Franconia

Chambers's Encyclopaedia, Volume 4: Dionysius to Friction

Franconia, a loosely connected aggregate of districts and territories lying chiefly within the basins of the Rhine, the Main, and the Neckar, the exact boundaries of which have varied at different periods of history. Strictly taken, the name seems to have come into general use as a politico-territorial designation in the end of the 9th century, to indicate the districts included within a line drawn from Cologne to Cassel, thence to the Fichtelgebirge, and further by way of Nuremberg and Spires back to Cologne. This region was looked upon as the original home of the Frankish people, and as the centre of the Germanic empire; within its boundaries, and on its soil, the king of the Germans was for a long time both elected and crowned.
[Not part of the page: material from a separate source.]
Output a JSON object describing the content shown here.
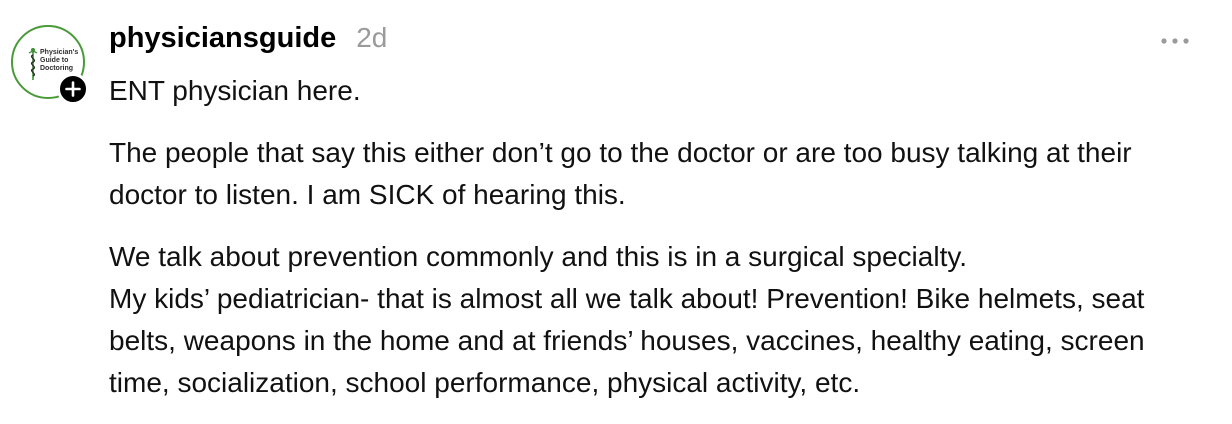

It was, however, divided into two portions, East Franconia and Rhenish Franconia, the line of division between them coinciding, generally speaking, with the Spessart. The first duke in (not of) Franconia was Conrad I., recognised in 906, but five years later elevated to the German throne. Shortly afterwards Franconia became immediately subject to the imperial crown, the dignity of duke being, it would seem, conferred or withheld at the emperor's pleasure. Meanwhile the region itself was split up into a great number of lordships, countships, and ecclesiastical domains, these last belonging in great part to the powerful bishops of Würzburg, Worms, Spires, Bamberg, and Mayence. In 1268, however, the bishop of Würzburg successfully asserted his claim to the title of duke in East Franconia, but it was a Franconia reduced to little more than the territory immediately subject to the bishop. In 1501 Maximilian I., when dividing the empire into circles, abolished Rhenish Franconia, and restricted the title Franconia to a circle nearly conterminous with the district included within a line drawn through Würzburg, Bayreuth, and Eichstätt. The name, however, ceased to be used officially from 1806 to 1837; in this latter year the three northern divisions of the kingdom of Bavaria (q.v.) were called Upper, Middle, and Lower Franconia.